En marge d'une conférence de presse à Montréal, mardi, le président et cofondateur de Deep Sky a annoncé que l'entreprise allait franchir un jalon important au cours des prochains mois.
«Au printemps, on va retirer du CO2 de l’atmosphère, on va le stocker et on va commencer à renverser la concentration de CO2 qui est à l’origine du réchauffement planétaire, rien de moins», a lancé Frédéric Lalonde, dans une entrevue avec La Presse Canadienne.
«On ne veut pas essayer une nouvelle technologie en plein mois de janvier en Alberta», alors «on attend la fonte de la neige» pour extraire les gaz à effet de serre, a-t-il précisé.
Un laboratoire d'expérimentation
L’été dernier, Deep Sky a installé un laboratoire d’expérimentation de différentes technologies de capture et de séquestration de dioxyde de carbone à Innisfail, en Alberta.
Près de 100 technologies provenant du monde entier auraient été évaluées sur ce site, appelé «Deep Sky Alpha Lab» et qui serait alimenté entièrement avec de l'énergie solaire.
Deep Sky prévoit éliminer 3000 tonnes de CO2 de l’atmosphère par année sur ce site, une quantité évidemment trop modeste pour avoir un impact sur le climat.
L’industrie du captage du dioxyde de carbone n’est pas encore prête à retirer à grande échelle ce gaz à effet de serre de la planète, mais le but de Deep Sky est de mettre à l’essai différentes technologies, pour trouver les plus prometteuses et accélérer leur commercialisation.
«Certaines technologies vont fonctionner et d’autres pas» et à travers ces expériences, on va «découvrir, de façon empirique et réelle», les options les moins énergivores, les moins coûteuses et les plus efficaces, a expliqué M. Lalonde.

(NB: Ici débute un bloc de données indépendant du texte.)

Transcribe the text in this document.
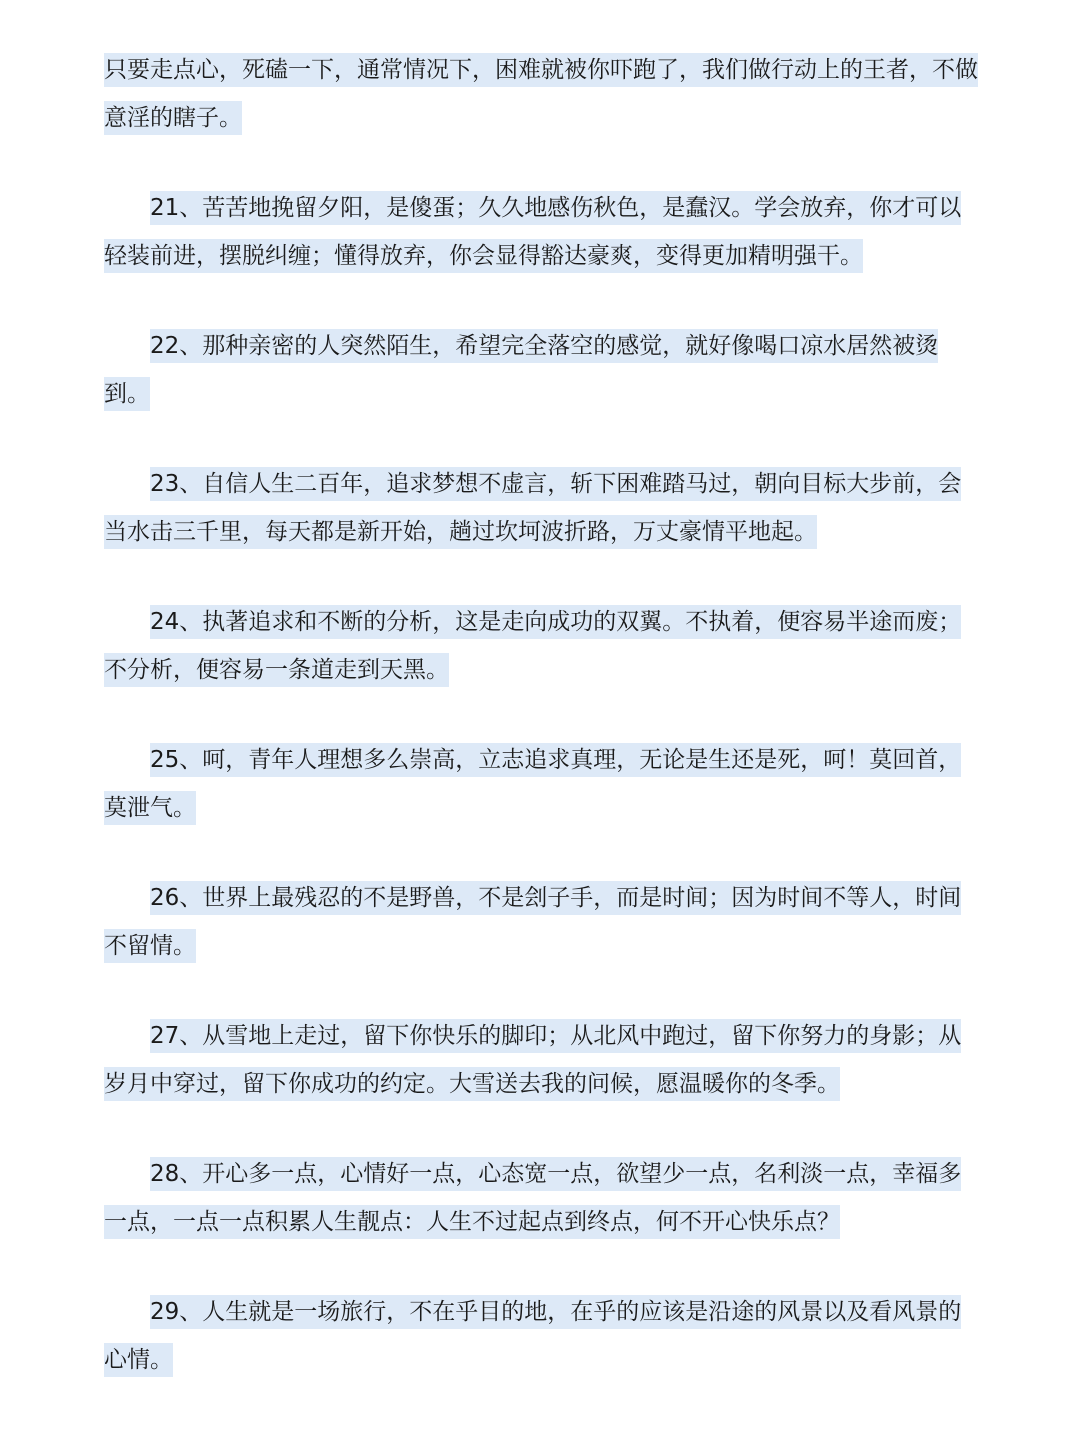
只要走点心，死磕一下，通常情况下，困难就被你吓跑了，我们做行动上的王者，不做意淫的瞎子。

21、苦苦地挽留夕阳，是傻蛋；久久地感伤秋色，是蠢汉。学会放弃，你才可以轻装前进，摆脱纠缠；懂得放弃，你会显得豁达豪爽，变得更加精明强干。

22、那种亲密的人突然陌生，希望完全落空的感觉，就好像喝口凉水居然被烫到。

23、自信人生二百年，追求梦想不虚言，斩下困难踏马过，朝向目标大步前，会当水击三千里，每天都是新开始，趟过坎坷波折路，万丈豪情平地起。

24、执著追求和不断的分析，这是走向成功的双翼。不执着，便容易半途而废；不分析，便容易一条道走到天黑。

25、呵，青年人理想多么崇高，立志追求真理，无论是生还是死，呵！莫回首，莫泄气。

26、世界上最残忍的不是野兽，不是刽子手，而是时间；因为时间不等人，时间不留情。

27、从雪地上走过，留下你快乐的脚印；从北风中跑过，留下你努力的身影；从岁月中穿过，留下你成功的约定。大雪送去我的问候，愿温暖你的冬季。

28、开心多一点，心情好一点，心态宽一点，欲望少一点，名利淡一点，幸福多一点，一点一点积累人生靓点：人生不过起点到终点，何不开心快乐点？

29、人生就是一场旅行，不在乎目的地，在乎的应该是沿途的风景以及看风景的心情。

Une entente avec la RBC et Microsoft
Les rêves de la firme montréalaise, qui a obtenu du financement du gouvernement du Québec, mais aussi du fédéral, attirent l’attention.

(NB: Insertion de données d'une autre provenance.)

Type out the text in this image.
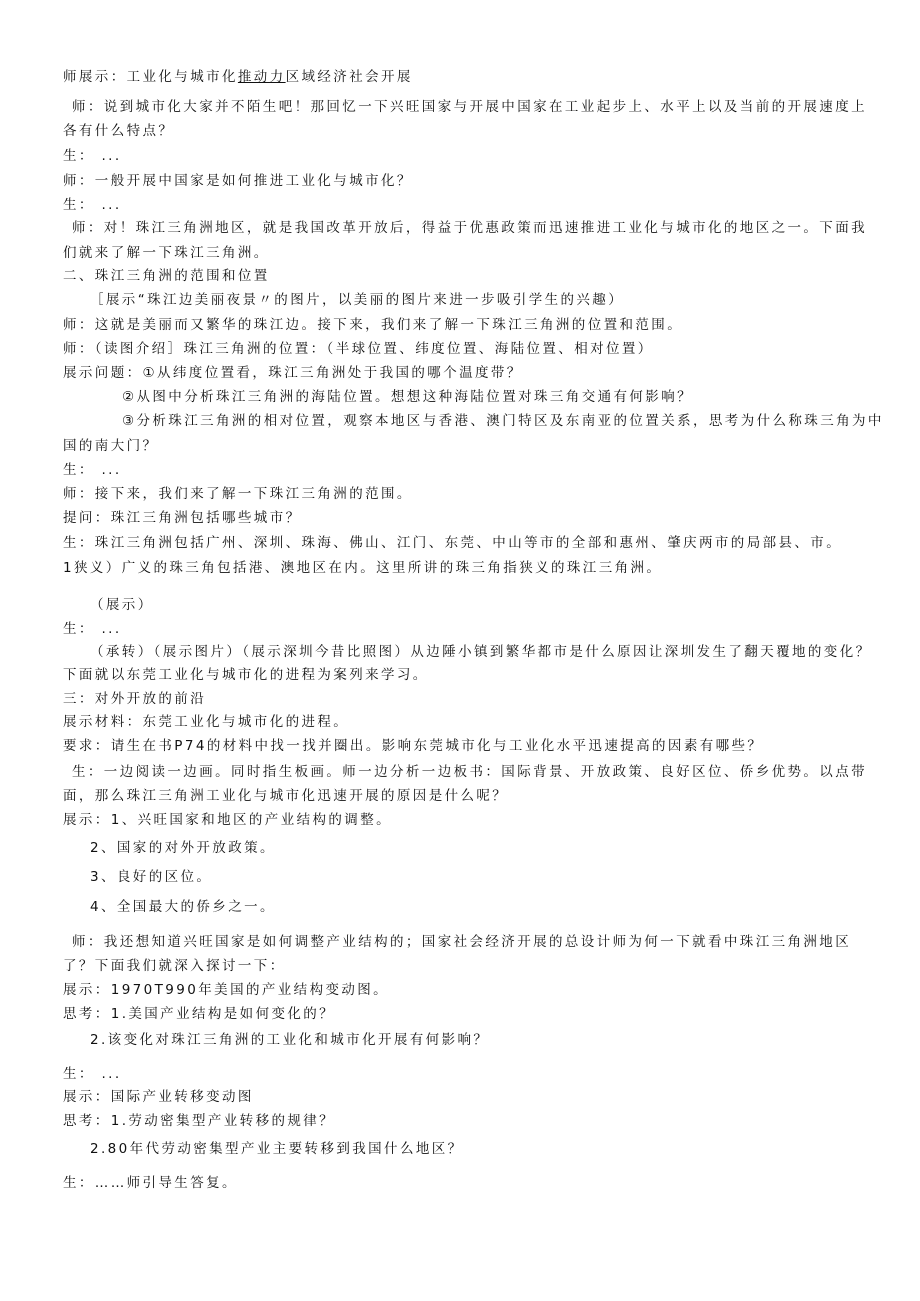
师展示：工业化与城市化推动力区域经济社会开展
师：说到城市化大家并不陌生吧！那回忆一下兴旺国家与开展中国家在工业起步上、水平上以及当前的开展速度上
各有什么特点？
生： ...
师：一般开展中国家是如何推进工业化与城市化？
生： ...
师：对！珠江三角洲地区，就是我国改革开放后，得益于优惠政策而迅速推进工业化与城市化的地区之一。下面我
们就来了解一下珠江三角洲。
二、珠江三角洲的范围和位置
［展示“珠江边美丽夜景〃的图片，以美丽的图片来进一步吸引学生的兴趣）
师：这就是美丽而又繁华的珠江边。接下来，我们来了解一下珠江三角洲的位置和范围。
师：（读图介绍］珠江三角洲的位置：（半球位置、纬度位置、海陆位置、相对位置）
展示问题：①从纬度位置看，珠江三角洲处于我国的哪个温度带？
②从图中分析珠江三角洲的海陆位置。想想这种海陆位置对珠三角交通有何影响？
③分析珠江三角洲的相对位置，观察本地区与香港、澳门特区及东南亚的位置关系，思考为什么称珠三角为中
国的南大门？
生： ...
师：接下来，我们来了解一下珠江三角洲的范围。
提问：珠江三角洲包括哪些城市？
生：珠江三角洲包括广州、深圳、珠海、佛山、江门、东莞、中山等市的全部和惠州、肇庆两市的局部县、市。
1狭义）广义的珠三角包括港、澳地区在内。这里所讲的珠三角指狭义的珠江三角洲。
（展示）
生： ...
（承转）（展示图片）（展示深圳今昔比照图）从边陲小镇到繁华都市是什么原因让深圳发生了翻天覆地的变化？
下面就以东莞工业化与城市化的进程为案列来学习。
三：对外开放的前沿
展示材料：东莞工业化与城市化的进程。
要求：请生在书P74的材料中找一找并圈出。影响东莞城市化与工业化水平迅速提高的因素有哪些？
生：一边阅读一边画。同时指生板画。师一边分析一边板书：国际背景、开放政策、良好区位、侨乡优势。以点带
面，那么珠江三角洲工业化与城市化迅速开展的原因是什么呢？
展示：1、兴旺国家和地区的产业结构的调整。
2、国家的对外开放政策。
3、良好的区位。
4、全国最大的侨乡之一。
师：我还想知道兴旺国家是如何调整产业结构的；国家社会经济开展的总设计师为何一下就看中珠江三角洲地区
了？下面我们就深入探讨一下：
展示：1970T990年美国的产业结构变动图。
思考：1.美国产业结构是如何变化的？
2.该变化对珠江三角洲的工业化和城市化开展有何影响？
生： ...
展示：国际产业转移变动图
思考：1.劳动密集型产业转移的规律？
2.80年代劳动密集型产业主要转移到我国什么地区？
生：……师引导生答复。
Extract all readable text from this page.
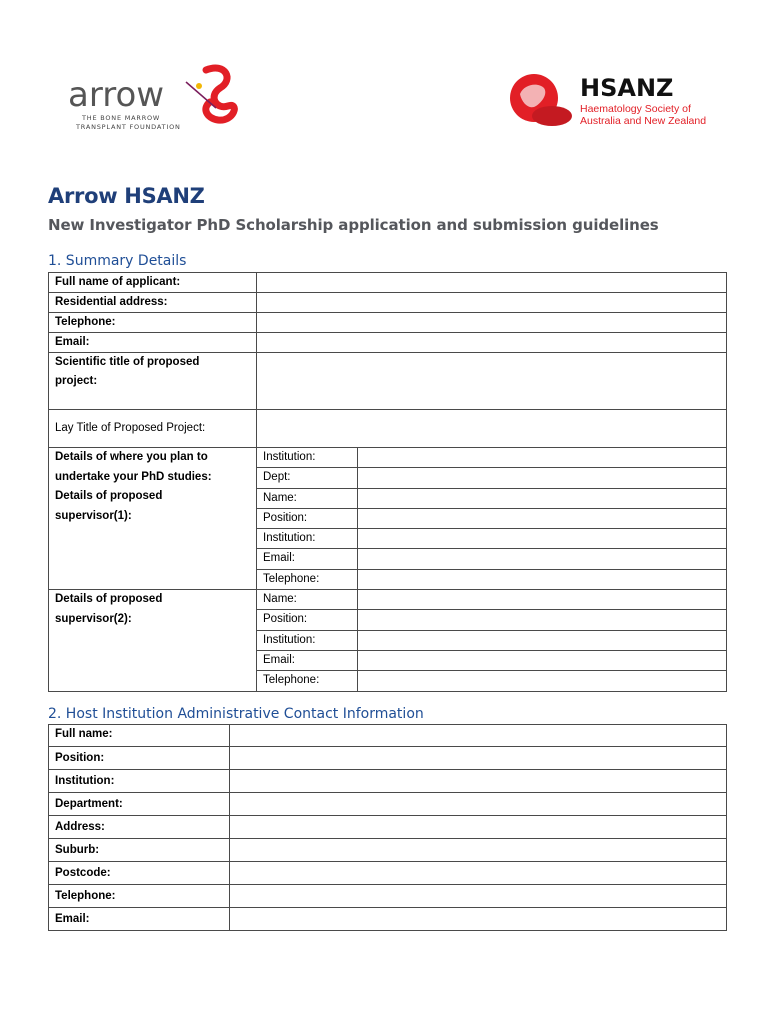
arrow
THE BONE MARROW
TRANSPLANT FOUNDATION
HSANZ
Haematology Society of
Australia and New Zealand
Arrow HSANZ
New Investigator PhD Scholarship application and submission guidelines
1. Summary Details
Full name of applicant:		
Residential address:		
Telephone:		
Email:		

Scientific title of proposed
project:		

Lay Title of Proposed Project:		

Details of where you plan to
undertake your PhD studies:
Details of proposed
supervisor(1):	Institution:	
	Dept:	
	Name:	
	Position:	
	Institution:	
	Email:	
	Telephone:	

Details of proposed
supervisor(2):	Name:	
	Position:	
	Institution:	
	Email:	
	Telephone:	
2. Host Institution Administrative Contact Information
Full name:	
Position:	
Institution:	
Department:	
Address:	
Suburb:	
Postcode:	
Telephone:	
Email:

D’ailleurs, la quantité de molécules de CO2 que Deep Sky compte retirer de l’atmosphère à partir du printemps, aussi petite qu'elle soit, sera comptabilisée et échangée contre des crédits carbone.
«On a annoncé la participation de Microsoft et de la Banque Royale du Canada comme les premiers clients et tous les crédits carbone qui seront générés par ce site ( le site d’Innisfail,) ont déjà été vendus», a expliqué Frédéric Lalonde.

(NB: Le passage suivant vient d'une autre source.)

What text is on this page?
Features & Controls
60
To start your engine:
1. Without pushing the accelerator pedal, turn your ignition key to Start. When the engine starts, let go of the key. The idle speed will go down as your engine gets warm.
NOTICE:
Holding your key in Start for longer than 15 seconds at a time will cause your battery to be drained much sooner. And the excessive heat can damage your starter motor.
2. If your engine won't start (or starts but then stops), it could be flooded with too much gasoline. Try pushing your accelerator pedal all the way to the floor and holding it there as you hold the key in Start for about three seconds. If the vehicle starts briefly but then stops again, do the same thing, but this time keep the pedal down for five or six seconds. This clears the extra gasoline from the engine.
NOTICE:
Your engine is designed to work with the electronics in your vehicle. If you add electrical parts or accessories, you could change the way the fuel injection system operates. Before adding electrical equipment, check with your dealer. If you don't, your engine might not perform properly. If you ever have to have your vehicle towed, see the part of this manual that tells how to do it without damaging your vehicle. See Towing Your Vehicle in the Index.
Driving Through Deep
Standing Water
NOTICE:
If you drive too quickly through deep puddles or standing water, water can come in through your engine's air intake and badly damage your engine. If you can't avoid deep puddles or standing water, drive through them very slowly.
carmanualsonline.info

L'accord avec les deux clients prévoit l'élimination initiale de 10 000 tonnes de CO2 par Deep Sky et «l'option d'éliminer un million de tonnes supplémentaires grâce aux futurs projets commerciaux de l'entreprise», selon un communiqué publié il y a quelques semaines.
Un cadre législatif présent en Alberta
Il est prévu que le dioxyde de carbone capturé sur le site de Deep Sky en Alberta soit injecté à 2 kilomètres sous terre, «où il restera en toute sécurité pendant des milliers d'années», selon le site internet de l’entreprise.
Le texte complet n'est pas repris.